Construire sa propre piste cyclable
Mon parcours, une randonnée VTT dans la région de Nimègue et de la frontière allemande de 160 kilomètres et 2700 mètres d'altitude, est prêt. Dirty Kanzelled n'est pas une course, mais cette distance et ces altitudes en font sans aucun doute un test difficile. Un bon plan de nutrition est très important pour une telle excursion d'une journée en VTT et en gravier - je m'attends à être sur la route pendant huit à neuf heures si je pédale rapidement. J'appelle donc mon accompagnateur habituel. La question de savoir s'il veut m'accompagner reçoit une réponse positive avant même que je ne l'aie posée. Lui aussi a soif de course et il est tout à fait disposé à me fournir de la "nourriture fraîche" à deux reprises en cours de route. Super, je peux donc me rabattre complètement sur la nourriture Amacx à laquelle je suis habitué sur la route.

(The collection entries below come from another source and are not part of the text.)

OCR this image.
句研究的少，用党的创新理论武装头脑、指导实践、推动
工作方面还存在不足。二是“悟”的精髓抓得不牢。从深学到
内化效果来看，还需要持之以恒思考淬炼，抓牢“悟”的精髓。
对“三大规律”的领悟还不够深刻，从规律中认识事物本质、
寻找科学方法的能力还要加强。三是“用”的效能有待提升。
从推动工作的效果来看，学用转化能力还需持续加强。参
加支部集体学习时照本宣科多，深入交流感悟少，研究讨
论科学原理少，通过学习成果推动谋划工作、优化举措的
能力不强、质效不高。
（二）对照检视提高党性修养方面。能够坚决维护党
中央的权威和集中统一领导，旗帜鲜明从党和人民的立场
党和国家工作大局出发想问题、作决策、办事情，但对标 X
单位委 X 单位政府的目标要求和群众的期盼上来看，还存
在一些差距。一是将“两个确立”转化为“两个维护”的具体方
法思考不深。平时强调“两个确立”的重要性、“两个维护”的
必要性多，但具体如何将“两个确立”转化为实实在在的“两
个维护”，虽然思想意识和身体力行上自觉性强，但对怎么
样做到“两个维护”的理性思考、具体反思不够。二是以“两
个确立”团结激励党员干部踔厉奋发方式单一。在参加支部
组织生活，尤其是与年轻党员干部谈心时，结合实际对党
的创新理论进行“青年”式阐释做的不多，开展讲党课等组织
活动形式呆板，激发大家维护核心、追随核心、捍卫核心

Préparer son plan de nutrition
Et à quoi cela ressemble-t-il ? Tout d'abord, la boisson. Deux porte-bouteilles et deux moments d'approche signifient un maximum de six bouteilles d'eau de 750 ml. Avec la chaleur annoncée, c'est un peu juste. Cela signifie que je prépare un total de sept bouteilles d'eau, afin de pouvoir en mettre une troisième quelque part dans ma poche arrière. Je remplis mes bouteilles d'eau avec la boisson énergétique Isotonic d'Amacx, à raison de quatre boules par bouteille, ce qui me donne environ 59 grammes d'hydrates de carbone par bouteille.

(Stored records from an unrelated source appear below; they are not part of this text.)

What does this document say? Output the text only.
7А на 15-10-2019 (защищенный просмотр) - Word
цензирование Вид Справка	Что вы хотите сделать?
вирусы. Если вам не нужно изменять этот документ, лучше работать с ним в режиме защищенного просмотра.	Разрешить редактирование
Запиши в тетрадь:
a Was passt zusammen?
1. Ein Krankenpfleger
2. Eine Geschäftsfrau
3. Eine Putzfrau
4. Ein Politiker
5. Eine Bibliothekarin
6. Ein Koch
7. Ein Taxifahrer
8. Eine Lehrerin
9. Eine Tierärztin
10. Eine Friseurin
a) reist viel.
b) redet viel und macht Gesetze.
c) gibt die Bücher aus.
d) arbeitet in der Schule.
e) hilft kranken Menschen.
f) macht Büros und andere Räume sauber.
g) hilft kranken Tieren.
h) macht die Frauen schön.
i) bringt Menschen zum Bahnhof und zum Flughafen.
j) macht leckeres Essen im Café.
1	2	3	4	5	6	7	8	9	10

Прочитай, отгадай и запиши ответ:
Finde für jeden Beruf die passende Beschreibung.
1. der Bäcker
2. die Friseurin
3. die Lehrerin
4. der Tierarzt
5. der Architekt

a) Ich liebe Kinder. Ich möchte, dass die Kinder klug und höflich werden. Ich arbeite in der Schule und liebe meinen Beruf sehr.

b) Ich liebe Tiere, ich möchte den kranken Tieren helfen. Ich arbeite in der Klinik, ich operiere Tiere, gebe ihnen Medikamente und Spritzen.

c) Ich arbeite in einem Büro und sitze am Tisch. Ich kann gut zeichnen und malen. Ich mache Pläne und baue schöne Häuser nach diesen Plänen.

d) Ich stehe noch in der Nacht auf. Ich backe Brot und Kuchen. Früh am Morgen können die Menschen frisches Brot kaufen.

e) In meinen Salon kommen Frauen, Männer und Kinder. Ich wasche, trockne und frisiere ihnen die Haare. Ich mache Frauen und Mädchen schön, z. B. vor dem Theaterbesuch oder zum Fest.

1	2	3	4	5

Gels énergétiques pendant le Dirty Kanzelled
Lors d'un marathon normal, je ne prends presque que des gels énergétiques, au moins deux par heure, et souvent aussi de la caféine. Comme les choses sont un peu plus détendues au Dirty Kanzelled et que je n'ai pas l'habitude d'avoir autant de gels en période d'entraînement seulement, j'opte maintenant pour un par heure. Je les colle par paires aux quatre bouteilles d'eau que j'approche, dont deux avec de la caféine pour les deux dernières heures. Par sécurité, je mets deux gels supplémentaires dans ma poche arrière, ainsi qu'une dose de caféine d'Amacx pour les cas d'urgence.
Pour obtenir entre 70 et 90 grammes d'hydrates de carbone par heure, je mange également au moins une barre par heure. J'aime varier un peu pendant ces longues "tournées" : du pain aux bananes fait maison aux barres au beurre de cacahuètes du supermarché, en passant par les barres d'Amacx, comme l'Energy Oat Bar et la Fast Bar.

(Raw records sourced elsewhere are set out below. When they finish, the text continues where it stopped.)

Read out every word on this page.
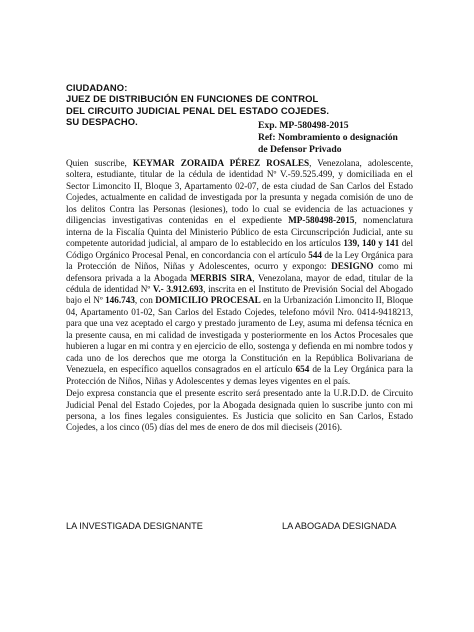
CIUDADANO:
JUEZ DE DISTRIBUCIÓN EN FUNCIONES DE CONTROL
DEL CIRCUITO JUDICIAL PENAL DEL ESTADO COJEDES.
SU DESPACHO.	Exp. MP-580498-2015
Ref: Nombramiento o designación
de Defensor Privado

Quien suscribe, KEYMAR ZORAIDA PÉREZ ROSALES, Venezolana, adolescente, soltera, estudiante, titular de la cédula de identidad Nº V.-59.525.499, y domiciliada en el Sector Limoncito II, Bloque 3, Apartamento 02-07, de esta ciudad de San Carlos del Estado Cojedes, actualmente en calidad de investigada por la presunta y negada comisión de uno de los delitos Contra las Personas (lesiones), todo lo cual se evidencia de las actuaciones y diligencias investigativas contenidas en el expediente MP-580498-2015, nomenclatura interna de la Fiscalía Quinta del Ministerio Público de esta Circunscripción Judicial, ante su competente autoridad judicial, al amparo de lo establecido en los artículos 139, 140 y 141 del Código Orgánico Procesal Penal, en concordancia con el artículo 544 de la Ley Orgánica para la Protección de Niños, Niñas y Adolescentes, ocurro y expongo: DESIGNO como mi defensora privada a la Abogada MERBIS SIRA, Venezolana, mayor de edad, titular de la cédula de identidad Nº V.- 3.912.693, inscrita en el Instituto de Previsión Social del Abogado bajo el Nº 146.743, con DOMICILIO PROCESAL en la Urbanización Limoncito II, Bloque 04, Apartamento 01-02, San Carlos del Estado Cojedes, telefono móvil Nro. 0414-9418213, para que una vez aceptado el cargo y prestado juramento de Ley, asuma mi defensa técnica en la presente causa, en mi calidad de investigada y posteriormente en los Actos Procesales que hubieren a lugar en mi contra y en ejercicio de ello, sostenga y defienda en mi nombre todos y cada uno de los derechos que me otorga la Constitución en la República Bolivariana de Venezuela, en específico aquellos consagrados en el artículo 654 de la Ley Orgánica para la Protección de Niños, Niñas y Adolescentes y demas leyes vigentes en el país.

Dejo expresa constancia que el presente escrito será presentado ante la U.R.D.D. de Circuito Judicial Penal del Estado Cojedes, por la Abogada designada quien lo suscribe junto con mi persona, a los fines legales consiguientes. Es Justicia que solicito en San Carlos, Estado Cojedes, a los cinco (05) días del mes de enero de dos mil dieciseis (2016).

LA INVESTIGADA DESIGNANTE	LA ABOGADA DESIGNADA
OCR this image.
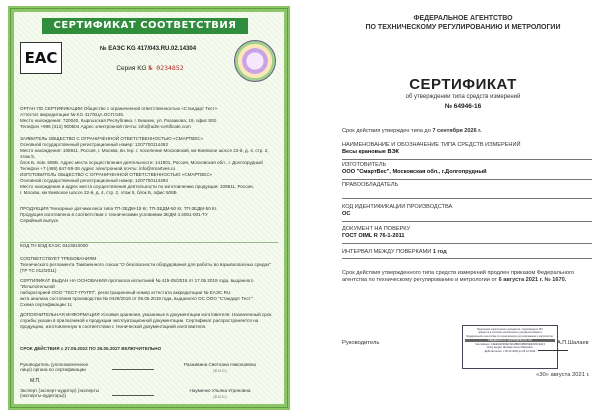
СЕРТИФИКАТ СООТВЕТСТВИЯ
EAC	№ ЕАЭС KG 417/043.RU.02.14304
Серия KG № 0234852
ОРГАН ПО СЕРТИФИКАЦИИ Общество с ограниченной ответственностью «Стандарт Тест»
Аттестат аккредитации № KG 417/КЦА.ОСП.045.
Место нахождения: 720040, Кыргызская Республика, г. Бишкек, ул. Раззакова, 19, офис 502.
Телефон +996 (312) 900604 Адрес электронной почты: info@adm-certificate.com
ЗАЯВИТЕЛЬ ОБЩЕСТВО С ОГРАНИЧЕННОЙ ОТВЕТСТВЕННОСТЬЮ «СМАРТВЕС»
Основной государственный регистрационный номер: 1207700114493
Место нахождения: 108811, Россия, г. Москва, вн.тер. г. поселение Московский, км Киевское шоссе 22-й, д. 4, стр. 2, этаж 5,
блок Б, пом. 506Б. Адрес места осуществления деятельности: 141801, Россия, Московская обл., г. Долгопрудный
Телефон +7 (495) 647-59-36 Адрес электронной почты: info@smartves.ru
ИЗГОТОВИТЕЛЬ ОБЩЕСТВО С ОГРАНИЧЕННОЙ ОТВЕТСТВЕННОСТЬЮ «СМАРТВЕС»
Основной государственный регистрационный номер: 1207700114493
Место нахождения и адрес места осуществления деятельности по изготовлению продукции: 108811, Россия,
г. Москва, км Киевское шоссе 22-й, д. 4, стр. 2, этаж 5, блок Б, офис 506Б
ПРОДУКЦИЯ Тензорные датчики веса типа ТП-ЗЕДМ-15 Кг, ТП-ЗЕДМ-50 Кг, ТП-ЗЕДМ-50 Кг.
Продукция изготовлена в соответствии с техническими условиями ЗЕДМ 4.4081-001-ТУ
Серийный выпуск
КОД ТН ВЭД ЕАЭС 8423810000
СООТВЕТСТВУЕТ ТРЕБОВАНИЯМ
Технического регламента Таможенного союза "О безопасности оборудования для работы во взрывоопасных средах" (ТР ТС 012/2011)
СЕРТИФИКАТ ВЫДАН НА ОСНОВАНИИ протокола испытаний № 415-05/2015 от 17.05.2019 года, выданного "Испытательной
лабораторией ООО "ТЕСТ-ГРУПП", регистрационный номер аттестата аккредитации № ЕАЭС RU.
акта анализа состояния производства № 0429/2019 от 05.05.2019 года, выданного ОС ООО "Стандарт Тест".
Схема сертификации 1с
ДОПОЛНИТЕЛЬНАЯ ИНФОРМАЦИЯ Условия хранения, указанные в документации изготовителя. Назначенный срок
службы указан в прилагаемой к продукции эксплуатационной документации. Сертификат распространяется на
продукцию, изготовленную в соответствии с технической документацией изготовителя.
СРОК ДЕЙСТВИЯ с 27.05.2022 ПО 26.05.2027 ВКЛЮЧИТЕЛЬНО
Руководитель (уполномоченное лицо) органа по сертификации
Разживина Светлана Николаевна
(Ф.И.О.)
М.П.
Эксперт (эксперт-аудитор) (эксперты (эксперты-аудиторы))
Науменко Ульяна Угриновна
(Ф.И.О.)
ФЕДЕРАЛЬНОЕ АГЕНТСТВО
ПО ТЕХНИЧЕСКОМУ РЕГУЛИРОВАНИЮ И МЕТРОЛОГИИ
СЕРТИФИКАТ
об утверждении типа средств измерений
№ 64946-16
Срок действия утвержден типа до 7 сентября 2026 г.
НАИМЕНОВАНИЕ И ОБОЗНАЧЕНИЕ ТИПА СРЕДСТВ ИЗМЕРЕНИЙ
Весы крановые ВЭК
ИЗГОТОВИТЕЛЬ
ООО "СмартВес", Московская обл., г.Долгопрудный
ПРАВООБЛАДАТЕЛЬ
КОД ИДЕНТИФИКАЦИИ ПРОИЗВОДСТВА
ОС
ДОКУМЕНТ НА ПОВЕРКУ
ГОСТ OIML R 76-1-2011
ИНТЕРВАЛ МЕЖДУ ПОВЕРКАМИ 1 год
Срок действия утвержденного типа средств измерений продлен приказом Федерального агентства по техническому регулированию и метрологии от 6 августа 2021 г. № 1670.
Подлинник электронного документа, подписанного ЭП,
хранится в системе электронного документооборота
Федерального агентства по техническому регулированию и метрологии.
СВЕДЕНИЯ О СЕРТИФИКАТЕ ЭП
Сертификат: 01EE3A0000E7ADA8B2D4B0F0E94D3C2A13
Кому выдан: Шалаев Антон Павлович
Действителен: с 06.12.2020 до 06.12.2022
Руководитель	А.П.Шалаев
«30» августа 2021 г.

Planifiez bien votre alimentation !
Mais le plus important, c'est l'exécution, et c'est là que les choses ont tendance à se gâter pour moi pendant les marathons. C'est pourquoi l'alarme nutritionnelle de mon compteur de vélo s'active à nouveau. Toutes les demi-heures, un message apparaît pour me dire de manger quelque chose. Si je m'y tiens, il ne me restera plus qu'une chose à faire samedi prochain : profiter des pistes, de l'environnement, de la sensation de la course et de l'effort. Car quelle que soit la qualité de mon plan de nutrition, il est certain que j'aurai mal. Mais ça aussi, ça m'a manqué.